Toutes les paroles de l’usurier revenaient à la mémoire de Marianne : le café, les femmes, avait-il dit. Il a fait comme les autres. Et cet homme avait l’air de trouver tout cela fort simple. Oui, mais qu’en savait-il ? Est-ce qu’elle ne connaissait pas Albert ? Et si ces dettes avaient été contractées dans un noble but ? Pourquoi pas ? Non, il n’était pas possible qu’Albert se fût avili, qu’Albert l’eût trompée.

Mais qui donc, si ce n’était Albert, avait appris leur mariage à l’usurier ?

De tout ce qu’avait dit cet homme, c’est cela qui pour Marianne était le plus sensible. Albert s’était vanté d’un riche mariage ; il avait d’avance escompté la fortune de sa fiancée ? Cela ressemblait tellement au calcul vulgaire qu’elle en frémissait et avait beau se dire :

— Non, c’est impossible nous ne pouvons être tombées là !… Il ne peut s’être changé en un autre c’est un rêve !… Elle souffrait atrocement.

Tout à coup, elle se souvint des papiers que l’usurier lui avait remis et les prit dans sa poche. Elle vit les reconnaissances des prêts aux dates indiquées ; parcourut tristement une note interminable de soupers, de punchs, de sorbets et de cafés, et déroula enfin le mémoire du magasin de nouveautés, où elle lut :

« Fourni le 20 mai, à Mlle Armantine Garetin, une robe de taffetas violet rayé, 65 fr.

» Chale faux-crêpe de Chine, 28 fr.

» Ombrelle, 10 fr.

» Gants, 6 fr. 30.

» Jupe et tournure, 35 fr. » Etc. etc.

Après quoi venait un mémoire de l’année courante où étaient portés de nouveau une robe de soie, un châle, des gants, un canezou, etc., sans indication de la personne à qui ces parures étaient destinées.

Marianne éprouva le vertige qu’on a en tombant d’une grande hauteur, au point qu’elle se retint instinctivement à la chaise placée près d’elle, et un long moment s’écoula pendant lequel tout lui parut faux, confus, amer dans la vie, jusqu’à souhaiter de mourir. Puis un grand mouvement de dégoût et d’indignation la souleva et elle se retrouva sur ses pieds, droite et frémissante, le long de la rue Sainte-Marguerite. Elle allait remplir la promesse faite à Mme Brou, sauver Albert de son embarras et de la colère de son père, lui jeter avec mépris ces mots : « Vous ne m’aimiez pas vous m’avez trompée ! » et vomir après la vie, si elle pouvait.



XVI

En montant l’escalier d’Albert, Marianne se demandait : Sera-t-il là ? Car il avait allégué le besoin de travailler. Mais savait-elle maintenant si tout dans ses paroles n’était pas mensonge ? Elle frappa, subit une attente de quelques secondes pendant laquelle son cœur l’étouffait.
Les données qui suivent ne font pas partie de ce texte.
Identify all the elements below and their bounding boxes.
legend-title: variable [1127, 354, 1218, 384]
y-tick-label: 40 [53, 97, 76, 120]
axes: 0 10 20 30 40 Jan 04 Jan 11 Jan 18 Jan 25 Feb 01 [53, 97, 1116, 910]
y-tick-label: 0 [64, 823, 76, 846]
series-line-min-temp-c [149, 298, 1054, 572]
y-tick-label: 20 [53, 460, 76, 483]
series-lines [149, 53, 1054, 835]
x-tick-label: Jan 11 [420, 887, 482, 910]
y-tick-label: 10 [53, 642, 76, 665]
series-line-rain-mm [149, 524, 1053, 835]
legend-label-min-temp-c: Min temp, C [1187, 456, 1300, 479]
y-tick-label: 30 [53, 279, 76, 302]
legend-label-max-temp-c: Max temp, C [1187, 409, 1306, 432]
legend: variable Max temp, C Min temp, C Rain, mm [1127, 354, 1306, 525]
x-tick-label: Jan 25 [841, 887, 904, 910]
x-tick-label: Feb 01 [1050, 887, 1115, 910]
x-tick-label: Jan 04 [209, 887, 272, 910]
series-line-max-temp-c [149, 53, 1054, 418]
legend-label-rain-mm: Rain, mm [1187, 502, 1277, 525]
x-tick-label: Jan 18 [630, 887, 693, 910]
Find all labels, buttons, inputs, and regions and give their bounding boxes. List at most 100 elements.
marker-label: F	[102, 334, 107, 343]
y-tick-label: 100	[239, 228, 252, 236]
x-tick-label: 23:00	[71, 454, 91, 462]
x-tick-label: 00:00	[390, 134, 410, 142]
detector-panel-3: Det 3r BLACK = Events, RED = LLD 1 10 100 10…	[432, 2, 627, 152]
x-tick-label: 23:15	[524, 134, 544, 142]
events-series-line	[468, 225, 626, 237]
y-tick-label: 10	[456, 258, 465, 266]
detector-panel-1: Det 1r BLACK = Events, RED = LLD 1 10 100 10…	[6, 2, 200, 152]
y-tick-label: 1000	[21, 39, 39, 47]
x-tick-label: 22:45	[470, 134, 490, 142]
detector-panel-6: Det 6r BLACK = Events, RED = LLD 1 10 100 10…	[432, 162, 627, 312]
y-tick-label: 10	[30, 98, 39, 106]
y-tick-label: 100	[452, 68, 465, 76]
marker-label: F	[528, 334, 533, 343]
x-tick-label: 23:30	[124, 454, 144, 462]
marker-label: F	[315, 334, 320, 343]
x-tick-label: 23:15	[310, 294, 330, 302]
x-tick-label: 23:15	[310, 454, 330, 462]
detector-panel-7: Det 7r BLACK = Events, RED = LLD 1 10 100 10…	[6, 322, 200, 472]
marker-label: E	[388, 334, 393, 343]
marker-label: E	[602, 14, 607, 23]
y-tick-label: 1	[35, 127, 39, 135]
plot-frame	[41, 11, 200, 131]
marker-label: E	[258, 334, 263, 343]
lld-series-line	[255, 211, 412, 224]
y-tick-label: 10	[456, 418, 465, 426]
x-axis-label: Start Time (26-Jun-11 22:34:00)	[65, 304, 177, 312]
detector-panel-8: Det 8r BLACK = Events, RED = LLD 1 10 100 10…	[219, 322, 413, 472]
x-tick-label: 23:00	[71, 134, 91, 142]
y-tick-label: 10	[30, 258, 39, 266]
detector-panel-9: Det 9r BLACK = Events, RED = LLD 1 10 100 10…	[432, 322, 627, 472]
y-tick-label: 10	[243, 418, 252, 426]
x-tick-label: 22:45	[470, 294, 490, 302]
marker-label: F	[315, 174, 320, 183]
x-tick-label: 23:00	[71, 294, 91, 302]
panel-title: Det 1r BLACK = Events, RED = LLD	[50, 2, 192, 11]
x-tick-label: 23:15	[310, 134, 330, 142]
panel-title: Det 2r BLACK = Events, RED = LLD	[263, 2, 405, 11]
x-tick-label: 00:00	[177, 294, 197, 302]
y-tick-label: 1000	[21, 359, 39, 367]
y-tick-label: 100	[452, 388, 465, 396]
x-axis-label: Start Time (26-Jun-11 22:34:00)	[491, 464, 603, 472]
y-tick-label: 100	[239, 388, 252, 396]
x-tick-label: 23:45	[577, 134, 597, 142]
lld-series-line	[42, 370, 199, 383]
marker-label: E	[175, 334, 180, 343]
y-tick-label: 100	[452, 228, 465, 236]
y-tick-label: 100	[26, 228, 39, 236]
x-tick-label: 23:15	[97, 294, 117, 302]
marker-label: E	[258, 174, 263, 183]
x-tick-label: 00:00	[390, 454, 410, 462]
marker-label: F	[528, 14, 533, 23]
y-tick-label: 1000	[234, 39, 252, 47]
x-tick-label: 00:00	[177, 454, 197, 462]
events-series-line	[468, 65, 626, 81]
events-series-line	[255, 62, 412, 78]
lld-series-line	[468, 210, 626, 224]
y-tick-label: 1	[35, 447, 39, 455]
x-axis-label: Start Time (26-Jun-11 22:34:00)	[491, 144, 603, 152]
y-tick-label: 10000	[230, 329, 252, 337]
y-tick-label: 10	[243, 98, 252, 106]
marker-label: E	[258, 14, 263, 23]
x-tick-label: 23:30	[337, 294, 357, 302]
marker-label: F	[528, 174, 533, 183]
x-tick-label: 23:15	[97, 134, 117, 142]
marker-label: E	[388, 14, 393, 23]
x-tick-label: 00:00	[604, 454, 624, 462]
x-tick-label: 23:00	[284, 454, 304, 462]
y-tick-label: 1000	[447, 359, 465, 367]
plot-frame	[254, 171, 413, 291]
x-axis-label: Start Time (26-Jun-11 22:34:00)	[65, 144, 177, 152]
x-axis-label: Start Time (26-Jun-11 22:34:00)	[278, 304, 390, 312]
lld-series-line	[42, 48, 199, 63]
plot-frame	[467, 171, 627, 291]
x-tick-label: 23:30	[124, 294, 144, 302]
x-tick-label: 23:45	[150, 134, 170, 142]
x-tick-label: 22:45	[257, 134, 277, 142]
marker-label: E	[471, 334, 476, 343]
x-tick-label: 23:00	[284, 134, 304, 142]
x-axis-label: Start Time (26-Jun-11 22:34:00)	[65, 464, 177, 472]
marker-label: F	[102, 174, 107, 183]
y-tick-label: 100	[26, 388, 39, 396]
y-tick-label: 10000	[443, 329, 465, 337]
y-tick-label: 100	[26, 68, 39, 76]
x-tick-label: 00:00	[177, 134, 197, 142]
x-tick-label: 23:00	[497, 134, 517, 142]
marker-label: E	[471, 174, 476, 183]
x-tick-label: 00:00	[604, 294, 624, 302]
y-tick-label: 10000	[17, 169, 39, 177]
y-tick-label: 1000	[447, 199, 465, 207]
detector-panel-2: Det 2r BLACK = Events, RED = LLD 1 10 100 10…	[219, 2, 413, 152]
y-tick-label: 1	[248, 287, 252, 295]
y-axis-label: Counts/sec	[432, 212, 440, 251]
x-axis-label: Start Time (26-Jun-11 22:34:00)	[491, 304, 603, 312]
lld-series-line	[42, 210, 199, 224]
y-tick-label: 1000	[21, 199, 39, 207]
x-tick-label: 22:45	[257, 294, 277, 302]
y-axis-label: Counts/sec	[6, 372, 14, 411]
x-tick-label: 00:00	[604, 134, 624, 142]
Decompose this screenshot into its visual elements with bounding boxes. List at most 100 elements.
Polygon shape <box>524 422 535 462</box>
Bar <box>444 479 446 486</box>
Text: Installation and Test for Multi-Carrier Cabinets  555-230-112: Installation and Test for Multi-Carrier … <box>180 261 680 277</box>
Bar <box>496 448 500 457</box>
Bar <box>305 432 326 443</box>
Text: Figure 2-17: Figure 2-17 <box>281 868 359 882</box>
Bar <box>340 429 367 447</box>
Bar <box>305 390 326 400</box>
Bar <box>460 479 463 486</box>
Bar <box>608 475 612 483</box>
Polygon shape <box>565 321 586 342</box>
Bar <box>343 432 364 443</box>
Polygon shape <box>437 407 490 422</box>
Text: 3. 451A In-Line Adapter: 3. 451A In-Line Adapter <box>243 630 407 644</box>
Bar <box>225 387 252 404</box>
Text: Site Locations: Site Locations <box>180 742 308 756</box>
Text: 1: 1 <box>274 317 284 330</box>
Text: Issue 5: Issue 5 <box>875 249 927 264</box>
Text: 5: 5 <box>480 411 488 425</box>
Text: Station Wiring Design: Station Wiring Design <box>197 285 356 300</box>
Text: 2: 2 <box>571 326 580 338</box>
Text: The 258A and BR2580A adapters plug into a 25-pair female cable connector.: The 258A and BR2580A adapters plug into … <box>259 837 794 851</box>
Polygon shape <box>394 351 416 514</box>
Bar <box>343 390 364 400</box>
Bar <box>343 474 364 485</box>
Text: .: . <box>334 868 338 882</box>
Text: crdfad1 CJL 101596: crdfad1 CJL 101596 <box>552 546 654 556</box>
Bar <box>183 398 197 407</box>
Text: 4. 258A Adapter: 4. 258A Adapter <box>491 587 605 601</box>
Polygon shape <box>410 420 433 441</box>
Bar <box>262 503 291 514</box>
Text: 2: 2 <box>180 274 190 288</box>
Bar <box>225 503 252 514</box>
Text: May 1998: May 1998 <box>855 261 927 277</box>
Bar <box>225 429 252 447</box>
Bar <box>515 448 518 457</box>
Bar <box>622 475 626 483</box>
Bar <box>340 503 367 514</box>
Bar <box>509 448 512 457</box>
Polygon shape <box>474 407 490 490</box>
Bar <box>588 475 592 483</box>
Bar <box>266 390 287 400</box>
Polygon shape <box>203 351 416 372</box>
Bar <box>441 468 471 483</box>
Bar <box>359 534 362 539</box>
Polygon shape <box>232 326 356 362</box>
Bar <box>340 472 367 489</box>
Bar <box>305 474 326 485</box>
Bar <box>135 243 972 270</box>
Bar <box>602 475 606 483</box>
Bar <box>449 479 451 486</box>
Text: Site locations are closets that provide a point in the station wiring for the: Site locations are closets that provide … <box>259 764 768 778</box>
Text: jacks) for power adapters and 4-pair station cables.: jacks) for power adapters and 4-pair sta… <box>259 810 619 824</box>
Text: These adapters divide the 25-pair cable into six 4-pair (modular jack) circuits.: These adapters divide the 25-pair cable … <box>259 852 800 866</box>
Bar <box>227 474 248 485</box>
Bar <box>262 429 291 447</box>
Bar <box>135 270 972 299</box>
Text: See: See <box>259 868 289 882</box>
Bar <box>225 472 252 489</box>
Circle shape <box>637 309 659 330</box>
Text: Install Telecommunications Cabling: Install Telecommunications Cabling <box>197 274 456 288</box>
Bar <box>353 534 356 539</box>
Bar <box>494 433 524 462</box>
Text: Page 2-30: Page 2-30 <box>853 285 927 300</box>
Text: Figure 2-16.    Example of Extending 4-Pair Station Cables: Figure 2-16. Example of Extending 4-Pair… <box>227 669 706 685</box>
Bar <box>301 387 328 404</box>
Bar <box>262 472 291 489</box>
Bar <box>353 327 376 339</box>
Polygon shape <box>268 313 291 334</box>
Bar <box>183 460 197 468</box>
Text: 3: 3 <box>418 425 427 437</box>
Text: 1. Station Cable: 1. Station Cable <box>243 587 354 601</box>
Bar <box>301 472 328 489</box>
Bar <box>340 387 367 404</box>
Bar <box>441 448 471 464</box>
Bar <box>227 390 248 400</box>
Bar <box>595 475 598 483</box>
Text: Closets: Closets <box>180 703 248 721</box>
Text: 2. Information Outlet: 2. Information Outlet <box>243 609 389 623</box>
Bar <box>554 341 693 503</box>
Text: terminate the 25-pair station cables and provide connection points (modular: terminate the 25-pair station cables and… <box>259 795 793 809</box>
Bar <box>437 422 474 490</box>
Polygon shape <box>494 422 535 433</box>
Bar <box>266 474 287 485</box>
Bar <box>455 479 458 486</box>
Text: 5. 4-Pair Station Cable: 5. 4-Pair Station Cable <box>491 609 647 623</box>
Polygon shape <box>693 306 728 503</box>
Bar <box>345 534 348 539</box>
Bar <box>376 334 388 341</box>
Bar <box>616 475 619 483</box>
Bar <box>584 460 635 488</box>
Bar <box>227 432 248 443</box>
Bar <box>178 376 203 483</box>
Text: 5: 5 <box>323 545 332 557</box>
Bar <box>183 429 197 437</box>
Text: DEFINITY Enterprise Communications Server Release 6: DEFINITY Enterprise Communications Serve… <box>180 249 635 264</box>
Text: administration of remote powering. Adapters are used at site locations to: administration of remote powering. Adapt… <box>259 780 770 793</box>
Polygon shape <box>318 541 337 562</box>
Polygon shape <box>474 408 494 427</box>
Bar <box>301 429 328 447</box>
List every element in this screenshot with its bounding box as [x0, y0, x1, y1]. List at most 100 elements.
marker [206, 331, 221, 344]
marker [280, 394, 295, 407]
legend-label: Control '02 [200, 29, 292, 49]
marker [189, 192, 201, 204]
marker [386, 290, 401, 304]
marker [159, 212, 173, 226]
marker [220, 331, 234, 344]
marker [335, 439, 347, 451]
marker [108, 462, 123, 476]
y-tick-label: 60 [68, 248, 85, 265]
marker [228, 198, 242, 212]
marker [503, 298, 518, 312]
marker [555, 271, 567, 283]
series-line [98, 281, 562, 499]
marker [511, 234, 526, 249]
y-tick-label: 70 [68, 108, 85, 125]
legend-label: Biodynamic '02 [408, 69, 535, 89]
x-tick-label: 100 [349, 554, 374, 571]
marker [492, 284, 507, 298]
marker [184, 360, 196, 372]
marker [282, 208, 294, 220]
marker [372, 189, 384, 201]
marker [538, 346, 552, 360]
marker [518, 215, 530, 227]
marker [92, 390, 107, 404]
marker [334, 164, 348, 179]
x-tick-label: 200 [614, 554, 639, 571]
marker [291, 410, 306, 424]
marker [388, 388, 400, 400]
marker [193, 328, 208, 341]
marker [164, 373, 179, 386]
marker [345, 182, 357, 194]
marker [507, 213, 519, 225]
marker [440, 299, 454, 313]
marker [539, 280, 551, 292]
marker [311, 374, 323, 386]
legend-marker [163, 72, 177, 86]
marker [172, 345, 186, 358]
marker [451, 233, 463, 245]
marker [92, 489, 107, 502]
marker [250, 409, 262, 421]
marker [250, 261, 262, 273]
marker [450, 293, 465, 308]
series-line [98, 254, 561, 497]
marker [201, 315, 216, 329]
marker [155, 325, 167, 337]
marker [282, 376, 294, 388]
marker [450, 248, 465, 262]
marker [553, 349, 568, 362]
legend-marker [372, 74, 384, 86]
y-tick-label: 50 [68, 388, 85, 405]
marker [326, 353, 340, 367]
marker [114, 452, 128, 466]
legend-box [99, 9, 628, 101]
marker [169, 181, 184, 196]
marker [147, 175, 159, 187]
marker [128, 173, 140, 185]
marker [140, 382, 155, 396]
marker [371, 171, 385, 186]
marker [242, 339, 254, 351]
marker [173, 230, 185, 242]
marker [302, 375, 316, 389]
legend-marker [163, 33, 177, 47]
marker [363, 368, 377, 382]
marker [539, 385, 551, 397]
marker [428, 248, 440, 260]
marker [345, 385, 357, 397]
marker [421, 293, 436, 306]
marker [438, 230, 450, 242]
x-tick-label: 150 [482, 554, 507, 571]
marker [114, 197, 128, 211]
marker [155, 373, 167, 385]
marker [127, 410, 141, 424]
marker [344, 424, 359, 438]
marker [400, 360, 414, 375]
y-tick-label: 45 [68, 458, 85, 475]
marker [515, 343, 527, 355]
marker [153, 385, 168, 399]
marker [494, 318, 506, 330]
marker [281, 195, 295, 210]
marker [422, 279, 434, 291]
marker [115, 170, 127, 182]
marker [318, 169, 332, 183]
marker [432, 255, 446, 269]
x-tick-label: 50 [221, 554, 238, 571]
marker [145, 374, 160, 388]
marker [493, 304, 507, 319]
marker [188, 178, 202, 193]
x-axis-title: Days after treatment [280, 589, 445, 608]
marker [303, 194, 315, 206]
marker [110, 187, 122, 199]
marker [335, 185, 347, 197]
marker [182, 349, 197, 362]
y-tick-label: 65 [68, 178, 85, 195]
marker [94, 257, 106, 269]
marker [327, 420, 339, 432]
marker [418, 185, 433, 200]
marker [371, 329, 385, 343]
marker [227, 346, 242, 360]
— Entrez ! dit la voix d’Albert.

Elle entra. Il se leva vivement en la voyant et fut encore plus étonné, au second coup d’œil, de la trouver seule.

— Quelle surprise, chère Marianne ! Mais… qu’y a-t-il ?… Quoi !… vous venez ?… Marianne, cria-t-il en la regardant de plus près, il y a un malheur ? Mon père ?… ma mère ?… quoi donc ?

— Rassurez-vous, dit-elle en faisant un effort pour parler, il n’est rien arrivé de fâcheux à aucun des vôtres.